ITSC 2024 Paper Abstract

Paper WeBT13.9

Petrovai, Andra (Technical University of Cluj-Napoca), Miclea, Vlad (Technical University of Cluj-Napoca), Nedevschi, Sergiu (Technical University of Cluj-Napoca)

Depth-Aware Panoptic Segmentation with Mask Transformers and Panoptic Bins for Autonomous Driving

Scheduled for presentation during the Poster Session "Transformer networks" (WeBT13), Wednesday, September 25, 2024, 14:30−16:30, Foyer

2024 IEEE 27th International Conference on Intelligent Transportation Systems (ITSC), September 24- 27, 2024, Edmonton, Canada

This information is tentative and subject to change. Compiled on April 3, 2025

Keywords Sensing, Vision, and Perception

Abstract

Depth-aware panoptic segmentation reconstructs the 3D scene from a single image through the tasks of monocular depth estimation and panoptic segmentation. Recent works have designed unified networks where both tasks are formulated as per-pixel prediction. Depth is usually learned via regression while segmentation is posed as per-pixel classification. However, panoptic segmentation benchmarks have been recently dominated by methods that employ an alternative formulation and solve instance and semantic segmentation in a unified manner with mask classification. Motivated by this insight and by the recent success of hybrid classification-regression depth estimation methods based on adaptive bins, we propose a novel unified network based on Mask Transformer for depth-aware panoptic segmentation.
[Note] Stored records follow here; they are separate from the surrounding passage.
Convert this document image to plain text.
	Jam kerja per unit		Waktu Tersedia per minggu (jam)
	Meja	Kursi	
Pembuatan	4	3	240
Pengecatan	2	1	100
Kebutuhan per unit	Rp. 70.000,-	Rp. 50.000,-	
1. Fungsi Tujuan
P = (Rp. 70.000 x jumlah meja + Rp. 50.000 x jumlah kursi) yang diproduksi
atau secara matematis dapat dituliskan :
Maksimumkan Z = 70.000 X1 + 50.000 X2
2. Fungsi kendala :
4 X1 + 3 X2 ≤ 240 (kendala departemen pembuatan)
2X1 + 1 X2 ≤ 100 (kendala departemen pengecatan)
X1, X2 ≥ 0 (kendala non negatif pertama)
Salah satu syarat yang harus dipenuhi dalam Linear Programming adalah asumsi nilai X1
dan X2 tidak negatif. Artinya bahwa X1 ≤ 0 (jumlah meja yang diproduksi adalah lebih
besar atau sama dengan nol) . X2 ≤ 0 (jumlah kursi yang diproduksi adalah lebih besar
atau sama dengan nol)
Instead of predicting a global depth distribution per image, we leverage cross-task information sharing and equip the network with novel panoptic bins which perform depth discretization at panoptic mask-level. Consequently, the network can better understand the 3D structure of the scene at a more detailed level, leading to depth predictions that are more aligned with the visible objects. Moreover, image embeddings are efficiently shared by both tasks, leading to synergy during training and improved performance. We perform extensive experiments on the Cityscapes-DVPS and SemKITTI-DVPS datasets and demonstrate that the proposed Mask Transformer network with panoptic adaptive bins achieves state-of-the-art results and more accurate predictions than per-pixel dense prediction methods.